Personal details
- Born: 12 July 1955 (age 71) Bikaner, Rajasthan, India
- Spouse: Shrikantadevi Radhakishan Damani
- Children: 3
- Occupation: Businessman, investor
- Known for: Founder and Chairman of DMart

= Radhakishan Damani =

Indian businessman (born 1955)

Radhakishan Shivkishan Damani (born 12 July 1955) is an Indian billionaire businessman and investor. He is the founder and chairman of retail chain DMart. His estimated net worth is US$14.8 billion as of September 2026, according to Forbes.

==Early life and career==
Radhakishan Shivkishan Damani was raised in a Maheshwari Marwari Hindu family in a single room apartment in Mumbai. He studied commerce at the University of Mumbai but dropped out after one year. After the death of his father who worked on Dalal Street, Damani left his ball bearing business and became a stock market broker and investor. In the early 1990s, he made big profits by short-selling stocks that had been artificially inflated by Harshad Mehta. Damani was reportedly the largest individual shareholder of HDFC Bank after it went public in 1995.

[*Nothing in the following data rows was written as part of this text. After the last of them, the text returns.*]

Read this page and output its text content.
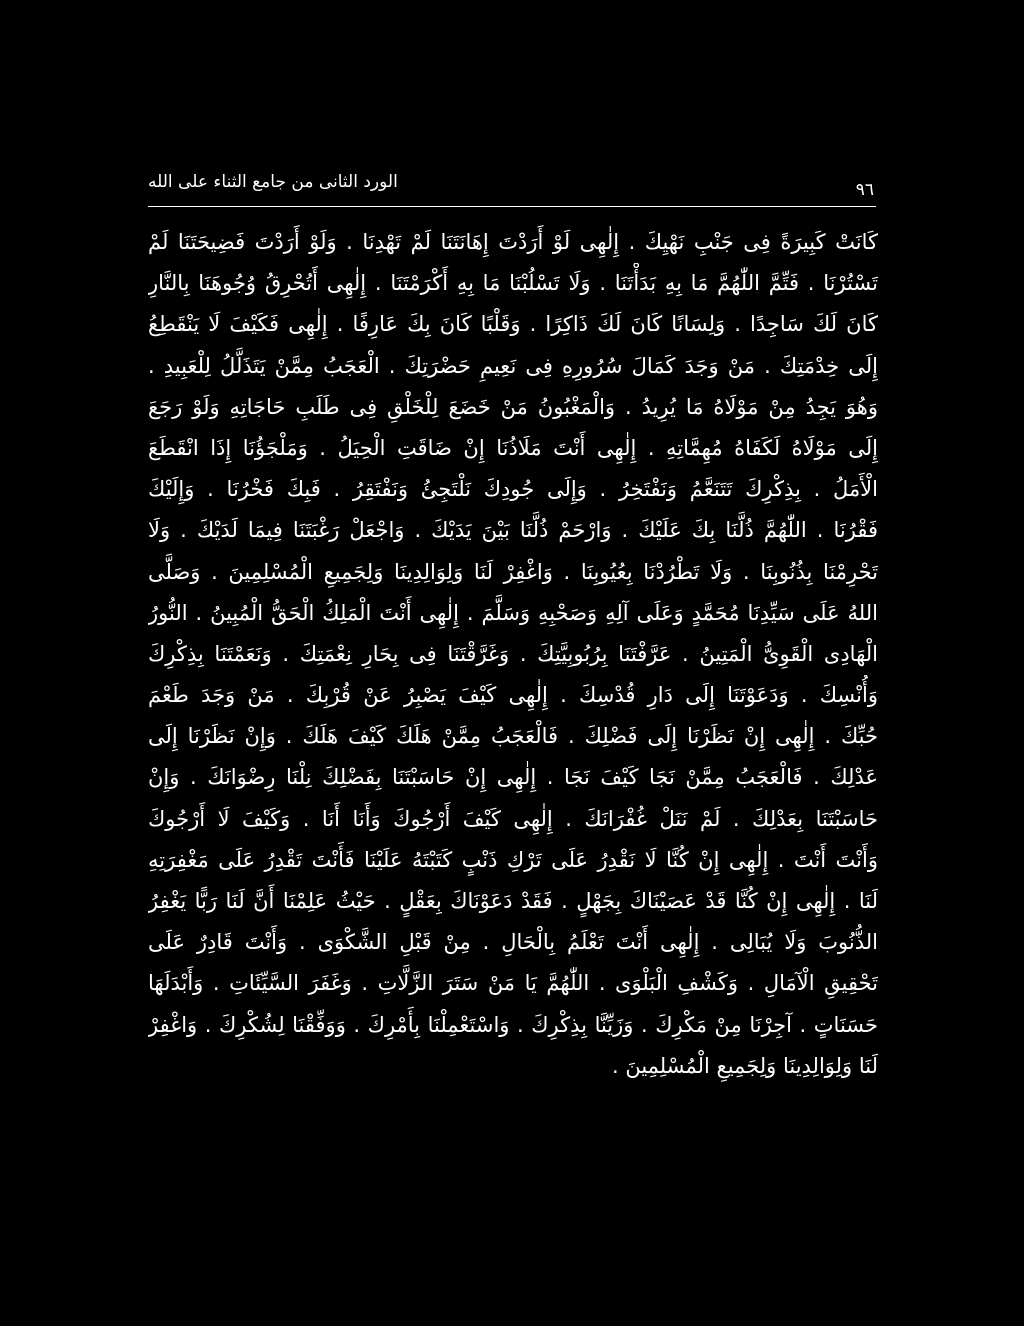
الورد الثانى من جامع الثناء على الله	٩٦
كَانَتْ كَبِيرَةً فِى جَنْبِ نَهْيِكَ . إِلٰهِى لَوْ أَرَدْتَ إِهَانَتَنَا لَمْ تَهْدِنَا . وَلَوْ أَرَدْتَ فَضِيحَتَنَا لَمْ
تَسْتُرْنَا . فَتِّمَّ اللّٰهُمَّ مَا بِهِ بَدَأْتَنَا . وَلَا تَسْلُبْنَا مَا بِهِ أَكْرَمْتَنَا . إِلٰهِى أَتُحْرِقُ وُجُوهَنَا بِالنَّارِ
كَانَ لَكَ سَاجِدًا . وَلِسَانًا كَانَ لَكَ ذَاكِرًا . وَقَلْبًا كَانَ بِكَ عَارِفًا . إِلٰهِى فَكَيْفَ لَا يَنْقَطِعُ
إِلَى خِدْمَتِكَ . مَنْ وَجَدَ كَمَالَ سُرُورِهِ فِى نَعِيمِ حَضْرَتِكَ . الْعَجَبُ مِمَّنْ يَتَذَلَّلُ لِلْعَبِيدِ .
وَهُوَ يَجِدُ مِنْ مَوْلَاهُ مَا يُرِيدُ . وَالْمَغْبُونُ مَنْ خَضَعَ لِلْخَلْقِ فِى طَلَبِ حَاجَاتِهِ وَلَوْ رَجَعَ
إِلَى مَوْلَاهُ لَكَفَاهُ مُهِمَّاتِهِ . إِلٰهِى أَنْتَ مَلَاذُنَا إِنْ ضَاقَتِ الْحِيَلُ . وَمَلْجَؤُنَا إِذَا انْقَطَعَ
الْأَمَلُ . بِذِكْرِكَ تَتَنَعَّمُ وَنَفْتَخِرُ . وَإِلَى جُودِكَ نَلْتَجِئُ وَنَفْتَقِرُ . فَبِكَ فَخْرُنَا . وَإِلَيْكَ
فَقْرُنَا . اللّٰهُمَّ ذُلَّنَا بِكَ عَلَيْكَ . وَارْحَمْ ذُلَّنَا بَيْنَ يَدَيْكَ . وَاجْعَلْ رَغْبَتَنَا فِيمَا لَدَيْكَ . وَلَا
تَحْرِمْنَا بِذُنُوبِنَا . وَلَا تَطْرُدْنَا بِعُيُوبِنَا . وَاغْفِرْ لَنَا وَلِوَالِدِينَا وَلِجَمِيعِ الْمُسْلِمِينَ . وَصَلَّى
اللهُ عَلَى سَيِّدِنَا مُحَمَّدٍ وَعَلَى آلِهِ وَصَحْبِهِ وَسَلَّمَ . إِلٰهِى أَنْتَ الْمَلِكُ الْحَقُّ الْمُبِينُ . النُّورُ
الْهَادِى الْقَوِىُّ الْمَتِينُ . عَرَّفْتَنَا بِرُبُوبِيَّتِكَ . وَغَرَّقْتَنَا فِى بِحَارِ نِعْمَتِكَ . وَنَعَمْتَنَا بِذِكْرِكَ
وَأُنْسِكَ . وَدَعَوْتَنَا إِلَى دَارِ قُدْسِكَ . إِلٰهِى كَيْفَ يَصْبِرُ عَنْ قُرْبِكَ . مَنْ وَجَدَ طَعْمَ
حُبِّكَ . إِلٰهِى إِنْ نَظَرْنَا إِلَى فَضْلِكَ . فَالْعَجَبُ مِمَّنْ هَلَكَ كَيْفَ هَلَكَ . وَإِنْ نَظَرْنَا إِلَى
عَدْلِكَ . فَالْعَجَبُ مِمَّنْ نَجَا كَيْفَ نَجَا . إِلٰهِى إِنْ حَاسَبْتَنَا بِفَضْلِكَ نِلْنَا رِضْوَانَكَ . وَإِنْ
حَاسَبْتَنَا بِعَدْلِكَ . لَمْ نَنَلْ غُفْرَانَكَ . إِلٰهِى كَيْفَ أَرْجُوكَ وَأَنَا أَنَا . وَكَيْفَ لَا أَرْجُوكَ
وَأَنْتَ أَنْتَ . إِلٰهِى إِنْ كُنَّا لَا نَقْدِرُ عَلَى تَرْكِ ذَنْبٍ كَتَبْتَهُ عَلَيْنَا فَأَنْتَ تَقْدِرُ عَلَى مَغْفِرَتِهِ
لَنَا . إِلٰهِى إِنْ كُنَّا قَدْ عَصَيْنَاكَ بِجَهْلٍ . فَقَدْ دَعَوْنَاكَ بِعَقْلٍ . حَيْثُ عَلِمْنَا أَنَّ لَنَا رَبًّا يَغْفِرُ
الذُّنُوبَ وَلَا يُبَالِى . إِلٰهِى أَنْتَ تَعْلَمُ بِالْحَالِ . مِنْ قَبْلِ الشَّكْوَى . وَأَنْتَ قَادِرٌ عَلَى
تَحْقِيقِ الْآمَالِ . وَكَشْفِ الْبَلْوَى . اللّٰهُمَّ يَا مَنْ سَتَرَ الزَّلَّاتِ . وَغَفَرَ السَّيِّئَاتِ . وَأَبْدَلَهَا
حَسَنَاتٍ . آجِرْنَا مِنْ مَكْرِكَ . وَزَيِّنَّا بِذِكْرِكَ . وَاسْتَعْمِلْنَا بِأَمْرِكَ . وَوَفِّقْنَا لِشُكْرِكَ . وَاغْفِرْ
لَنَا وَلِوَالِدِينَا وَلِجَمِيعِ الْمُسْلِمِينَ .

In 1999, he operated a franchise of Apna Bazaar, a cooperative department store, in Nerul, but was "unconvinced" by its business model. He quit the stock market in 2000 to start his own hypermarket chain, DMart, setting up the first store in Powai in 2002. The chain had 25 stores in 2010, after which the company grew rapidly and went public in 2017.

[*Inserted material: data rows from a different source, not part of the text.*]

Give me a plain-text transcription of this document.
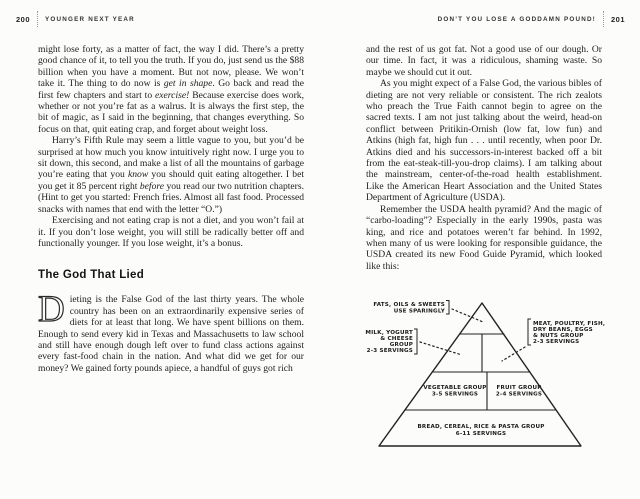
200 YOUNGER NEXT YEAR	DON’T YOU LOSE A GODDAMN POUND! 201

might lose forty, as a matter of fact, the way I did. There’s a pretty good chance of it, to tell you the truth. If you do, just send us the $88 billion when you have a moment. But not now, please. We won’t take it. The thing to do now is get in shape. Go back and read the first few chapters and start to exercise! Because exercise does work, whether or not you’re fat as a walrus. It is always the first step, the bit of magic, as I said in the beginning, that changes everything. So focus on that, quit eating crap, and forget about weight loss.

Harry’s Fifth Rule may seem a little vague to you, but you’d be surprised at how much you know intuitively right now. I urge you to sit down, this second, and make a list of all the mountains of garbage you’re eating that you know you should quit eating altogether. I bet you get it 85 percent right before you read our two nutrition chapters. (Hint to get you started: French fries. Almost all fast food. Processed snacks with names that end with the letter “O.”)

Exercising and not eating crap is not a diet, and you won’t fail at it. If you don’t lose weight, you will still be radically better off and functionally younger. If you lose weight, it’s a bonus.

The God That Lied

Dieting is the False God of the last thirty years. The whole country has been on an extraordinarily expensive series of diets for at least that long. We have spent billions on them. Enough to send every kid in Texas and Massachusetts to law school and still have enough dough left over to fund class actions against every fast-food chain in the nation. And what did we get for our money? We gained forty pounds apiece, a handful of guys got rich

and the rest of us got fat. Not a good use of our dough. Or our time. In fact, it was a ridiculous, shaming waste. So maybe we should cut it out.

As you might expect of a False God, the various bibles of dieting are not very reliable or consistent. The rich zealots who preach the True Faith cannot begin to agree on the sacred texts. I am not just talking about the weird, head-on conflict between Pritikin-Ornish (low fat, low fun) and Atkins (high fat, high fun . . . until recently, when poor Dr. Atkins died and his successors-in-interest backed off a bit from the eat-steak-till-you-drop claims). I am talking about the mainstream, center-of-the-road health establishment. Like the American Heart Association and the United States Department of Agriculture (USDA).

Remember the USDA health pyramid? And the magic of “carbo-loading”? Especially in the early 1990s, pasta was king, and rice and potatoes weren’t far behind. In 1992, when many of us were looking for responsible guidance, the USDA created its new Food Guide Pyramid, which looked like this:

FATS, OILS & SWEETS
USE SPARINGLY
MILK, YOGURT
& CHEESE
GROUP
2-3 SERVINGS
MEAT, POULTRY, FISH,
DRY BEANS, EGGS
& NUTS GROUP
2-3 SERVINGS
VEGETABLE GROUP
3-5 SERVINGS
FRUIT GROUP
2-4 SERVINGS
BREAD, CEREAL, RICE & PASTA GROUP
6-11 SERVINGS
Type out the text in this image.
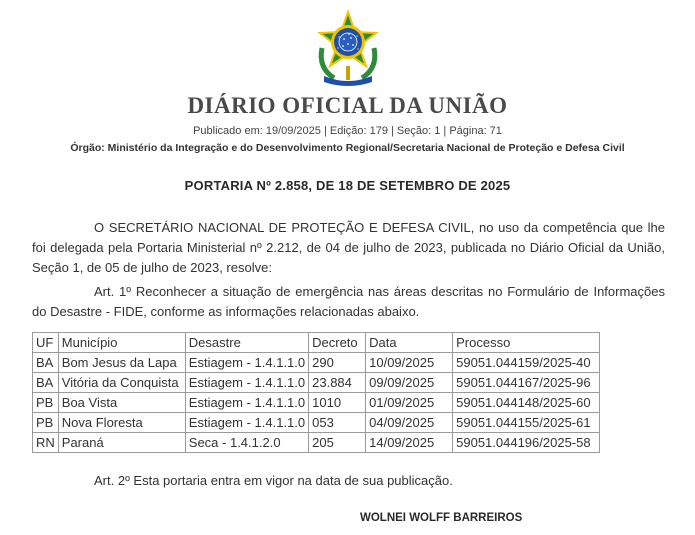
DIÁRIO OFICIAL DA UNIÃO
Publicado em: 19/09/2025 | Edição: 179 | Seção: 1 | Página: 71
Órgão: Ministério da Integração e do Desenvolvimento Regional/Secretaria Nacional de Proteção e Defesa Civil
PORTARIA Nº 2.858, DE 18 DE SETEMBRO DE 2025
O SECRETÁRIO NACIONAL DE PROTEÇÃO E DEFESA CIVIL, no uso da competência que lhe foi delegada pela Portaria Ministerial nº 2.212, de 04 de julho de 2023, publicada no Diário Oficial da União, Seção 1, de 05 de julho de 2023, resolve:
Art. 1º Reconhecer a situação de emergência nas áreas descritas no Formulário de Informações do Desastre - FIDE, conforme as informações relacionadas abaixo.
UF	Município	Desastre	Decreto	Data	Processo
BA	Bom Jesus da Lapa	Estiagem - 1.4.1.1.0	290	10/09/2025	59051.044159/2025-40
BA	Vitória da Conquista	Estiagem - 1.4.1.1.0	23.884	09/09/2025	59051.044167/2025-96
PB	Boa Vista	Estiagem - 1.4.1.1.0	1010	01/09/2025	59051.044148/2025-60
PB	Nova Floresta	Estiagem - 1.4.1.1.0	053	04/09/2025	59051.044155/2025-61
RN	Paraná	Seca - 1.4.1.2.0	205	14/09/2025	59051.044196/2025-58
Art. 2º Esta portaria entra em vigor na data de sua publicação.
WOLNEI WOLFF BARREIROS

In 2020, he became the fourth-richest Indian with a net worth of $16.5 billion. He was ranked #117 on the global list of billionaires. He was ranked #87 on the global list (Forbes) of billionaires 2022 with a net worth of $18.9 billion.

In October 2024, Damani and his family were ranked sixth on the Forbes list of India’s 100 richest tycoons, with a net worth of $31.5 billion.

== Investments ==
Damani also holds stakes in multiple companies, including VST Industries and India Cements. Damani publicly holds stakes in 14 companies; the value of his shareholding was about ₹2140.49 billion in June 2024.

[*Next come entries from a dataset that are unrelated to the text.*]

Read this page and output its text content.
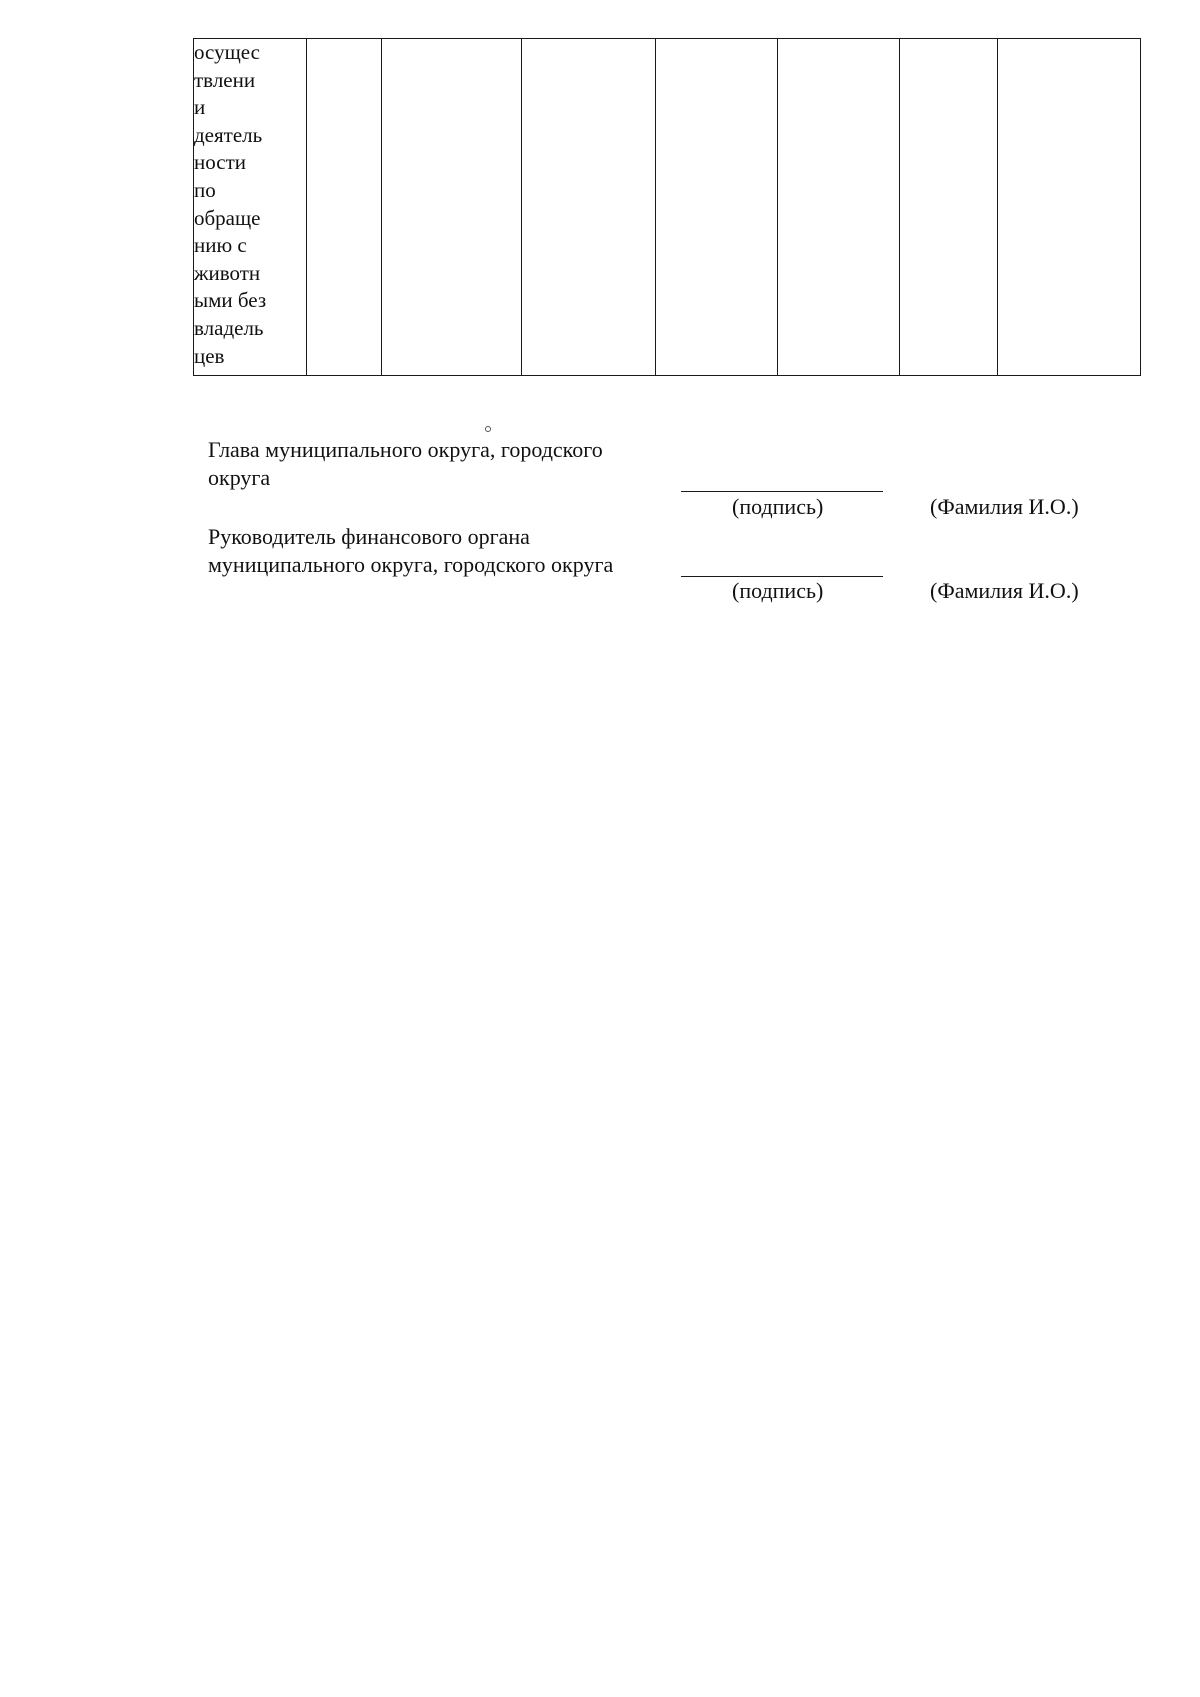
осущес
твлени
и
деятель
ности
по
обраще
нию с
животн
ыми без
владель
цев

Глава муниципального округа, городского
округа
(подпись)	(Фамилия И.О.)
Руководитель финансового органа
муниципального округа, городского округа
(подпись)	(Фамилия И.О.)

In 2020, Damani picked up a 1% stake in Andhra Paper. Damani also picked up 15% stake in India Cements in May 2020 taking his shareholding in India Cements to 19.89%.

In 2023, Damani bought 28 housing units in the luxury apartment Three Sixty West for ₹12.38 billion.

== Personal life ==
He is married to Shrikantadevi and they have three daughters.